According to the Guardian, Rachel Treweek, Bishop of Gloucester, is working to promote positive body image by encouraging teens to challenge traditional beauty standards. This monday she took a trip to Cheltenham’s All Saints Academy to talk to teenagers about body image. This was the first of many planned school talks she will hold on the issue.
Treweek, who is the first woman bishop in the House of Lords, explained to the Guardian, “When I talk to girls, it strikes me how much of how they view themselves and their self-worth is caught up with appearance and the way that society sees them.” Treweek said, “Issues of health and mental health are more and more linked with how people are viewed by others, and much of that begins with external appearance.” She aims to “challenge the subconscious messages we’re giving,” and points out that the language used by adults has a profound effect on the minds of teens.
Rachel uses the example of how, when adults talk to young girls, often the first thing they do is make a comment on a girl’s appearance (rather than focusing on the child’s personality, interests, or talents). Rachel Treweek made a point of telling the Guardian that she is not trying to encourage girls not to care at all about fashion or beauty, but she simply wants those “to be an expression of who they are, not their starting place.”

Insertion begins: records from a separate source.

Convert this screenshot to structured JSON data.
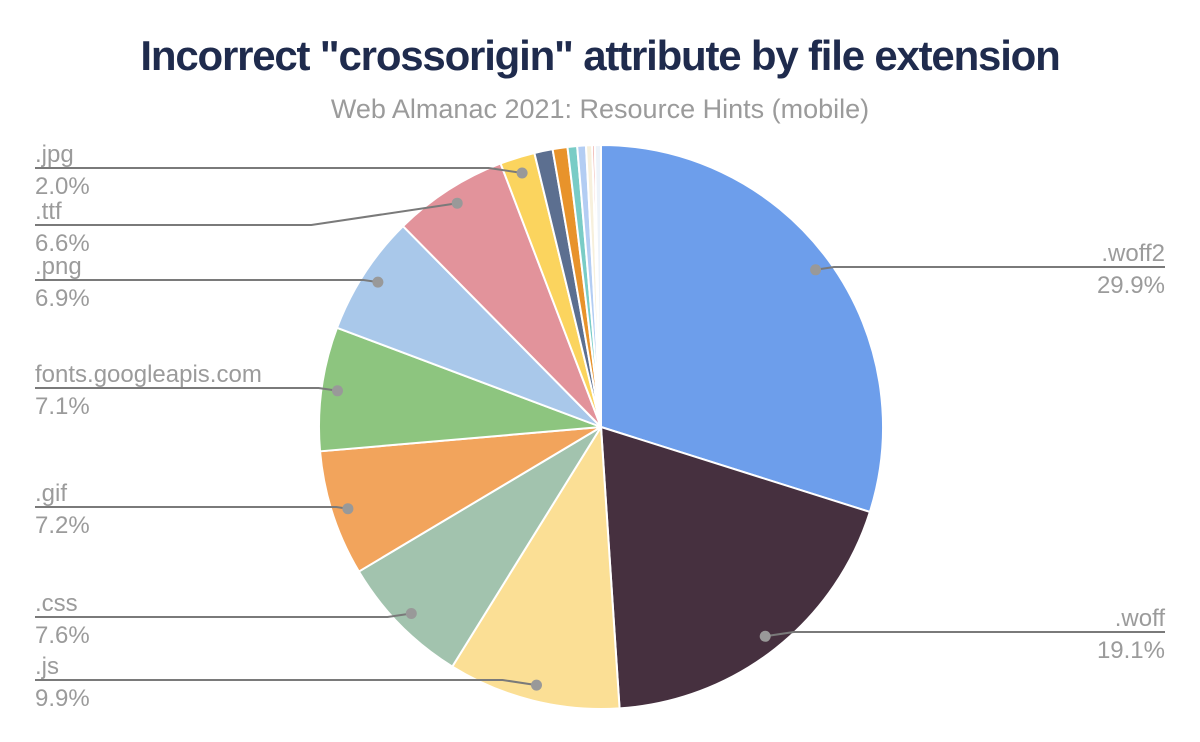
{
  "title": "Incorrect \"crossorigin\" attribute by file extension",
  "subtitle": "Web Almanac 2021: Resource Hints (mobile)",
  "palette": {
    "background": "#ffffff",
    "title_text": "#1f2b4d",
    "subtitle_text": "#9b9b9b",
    "label_text": "#9b9b9b",
    "leader_line": "#7a7a7a",
    "leader_dot": "#999999",
    "slice_gap": "#ffffff"
  },
  "chart_data": {
    "type": "pie",
    "title": "Incorrect \"crossorigin\" attribute by file extension",
    "subtitle": "Web Almanac 2021: Resource Hints (mobile)",
    "start_angle_deg": 0,
    "direction": "clockwise",
    "legend_position": "none",
    "labels_style": "callout-leader-lines",
    "slices": [
      {
        "label": ".woff2",
        "value": 29.9,
        "pct_label": "29.9%",
        "color": "#6d9eeb",
        "label_side": "right"
      },
      {
        "label": ".woff",
        "value": 19.1,
        "pct_label": "19.1%",
        "color": "#46303f",
        "label_side": "right"
      },
      {
        "label": ".js",
        "value": 9.9,
        "pct_label": "9.9%",
        "color": "#fbdf95",
        "label_side": "left"
      },
      {
        "label": ".css",
        "value": 7.6,
        "pct_label": "7.6%",
        "color": "#a2c3ae",
        "label_side": "left"
      },
      {
        "label": ".gif",
        "value": 7.2,
        "pct_label": "7.2%",
        "color": "#f2a45c",
        "label_side": "left"
      },
      {
        "label": "fonts.googleapis.com",
        "value": 7.1,
        "pct_label": "7.1%",
        "color": "#8dc57f",
        "label_side": "left"
      },
      {
        "label": ".png",
        "value": 6.9,
        "pct_label": "6.9%",
        "color": "#a9c8ea",
        "label_side": "left"
      },
      {
        "label": ".ttf",
        "value": 6.6,
        "pct_label": "6.6%",
        "color": "#e2939b",
        "label_side": "left"
      },
      {
        "label": ".jpg",
        "value": 2.0,
        "pct_label": "2.0%",
        "color": "#fbd45e",
        "label_side": "left"
      },
      {
        "label": "",
        "value": 1.05,
        "pct_label": "",
        "color": "#5c6f90",
        "label_side": "none"
      },
      {
        "label": "",
        "value": 0.85,
        "pct_label": "",
        "color": "#e8932b",
        "label_side": "none"
      },
      {
        "label": "",
        "value": 0.55,
        "pct_label": "",
        "color": "#79ccc6",
        "label_side": "none"
      },
      {
        "label": "",
        "value": 0.5,
        "pct_label": "",
        "color": "#b3cdf3",
        "label_side": "none"
      },
      {
        "label": "",
        "value": 0.35,
        "pct_label": "",
        "color": "#f7f0dc",
        "label_side": "none"
      },
      {
        "label": "",
        "value": 0.15,
        "pct_label": "",
        "color": "#e8968e",
        "label_side": "none"
      },
      {
        "label": "",
        "value": 0.35,
        "pct_label": "",
        "color": "#edf3fa",
        "label_side": "none"
      }
    ]
  }
}
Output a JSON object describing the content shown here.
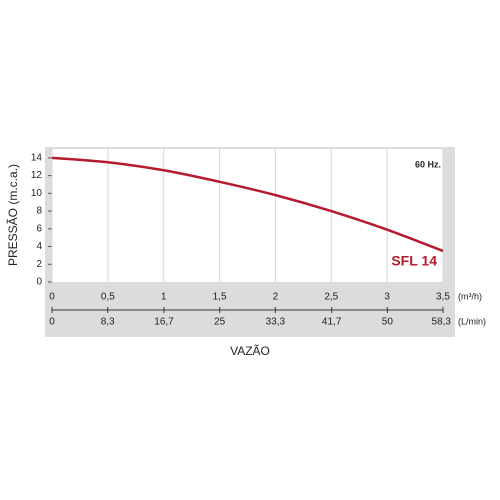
{
  "chart_data": {
    "type": "line",
    "y_label": "PRESSÃO (m.c.a.)",
    "x_label": "VAZÃO",
    "annotation": "60 Hz.",
    "x_unit": "(m³/h)",
    "x2_unit": "(L/min)",
    "x": [
      0,
      0.5,
      1,
      1.5,
      2,
      2.5,
      3,
      3.5
    ],
    "series": [
      {
        "name": "SFL 14",
        "color": "#b51a2f",
        "values": [
          14,
          13.5,
          12.6,
          11.3,
          9.8,
          8,
          5.9,
          3.5
        ]
      }
    ],
    "xlim": [
      0,
      3.5
    ],
    "xticks": [
      0,
      {
        "value": 0.5,
        "label": "0,5"
      },
      1,
      {
        "value": 1.5,
        "label": "1,5"
      },
      2,
      {
        "value": 2.5,
        "label": "2,5"
      },
      3,
      {
        "value": 3.5,
        "label": "3,5"
      }
    ],
    "x2lim": [
      0,
      58.3
    ],
    "x2ticks": [
      0,
      {
        "value": 8.3,
        "label": "8,3"
      },
      {
        "value": 16.7,
        "label": "16,7"
      },
      25,
      {
        "value": 33.3,
        "label": "33,3"
      },
      {
        "value": 41.7,
        "label": "41,7"
      },
      50,
      {
        "value": 58.3,
        "label": "58,3"
      }
    ],
    "ylim": [
      0,
      15
    ],
    "yticks": [
      0,
      2,
      4,
      6,
      8,
      10,
      12,
      14
    ],
    "grid": "x"
  }
}
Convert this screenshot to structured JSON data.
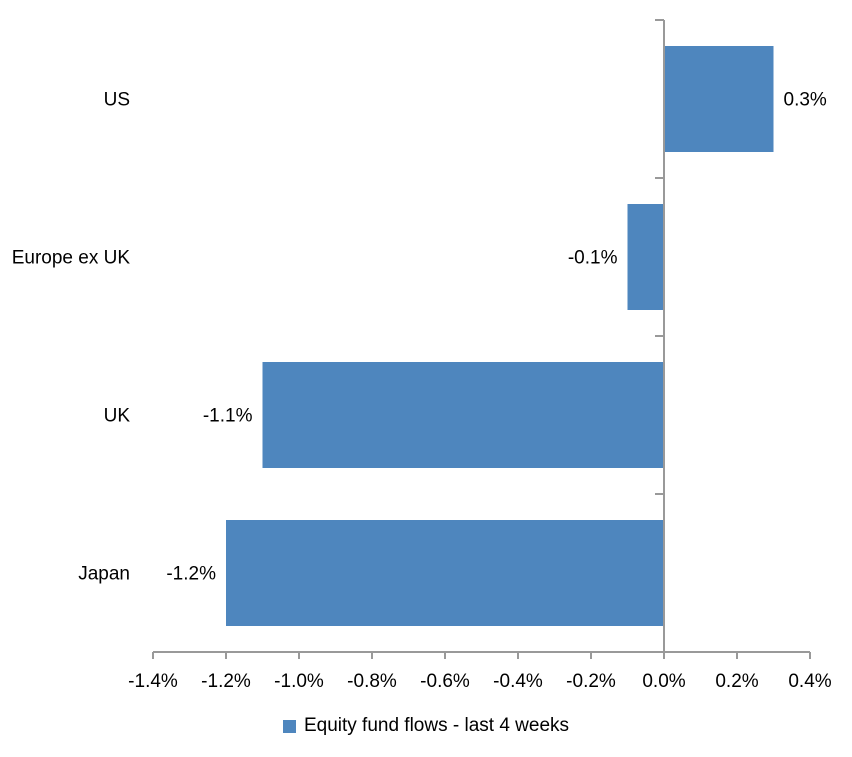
{
  "chart_data": {
    "type": "bar",
    "orientation": "horizontal",
    "title": "",
    "xlabel": "",
    "ylabel": "",
    "categories": [
      "US",
      "Europe ex UK",
      "UK",
      "Japan"
    ],
    "series": [
      {
        "name": "Equity fund flows - last 4 weeks",
        "values": [
          0.3,
          -0.1,
          -1.1,
          -1.2
        ],
        "value_labels": [
          "0.3%",
          "-0.1%",
          "-1.1%",
          "-1.2%"
        ]
      }
    ],
    "xlim": [
      -1.4,
      0.4
    ],
    "x_tick_step": 0.2,
    "x_tick_labels": [
      "-1.4%",
      "-1.2%",
      "-1.0%",
      "-0.8%",
      "-0.6%",
      "-0.4%",
      "-0.2%",
      "0.0%",
      "0.2%",
      "0.4%"
    ],
    "grid": false,
    "legend_position": "bottom",
    "colors": {
      "bar": "#4E86BE",
      "axis": "#999999",
      "text": "#000000",
      "background": "#ffffff"
    }
  },
  "legend": {
    "label": "Equity fund flows - last 4 weeks"
  }
}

Bishop Rachel Treweek’s campaign for positive body image is an important one. It is an issue that all organizations, including religious organizations, need to pay attention to. As she pointed out, body image issues are not a matter of vanity. They are truly a mental health issue, and the problem is perpetuated by the focus society puts on appearance. The way to go about healing negative body image begins with reminding women that our worth is not determined by our looks.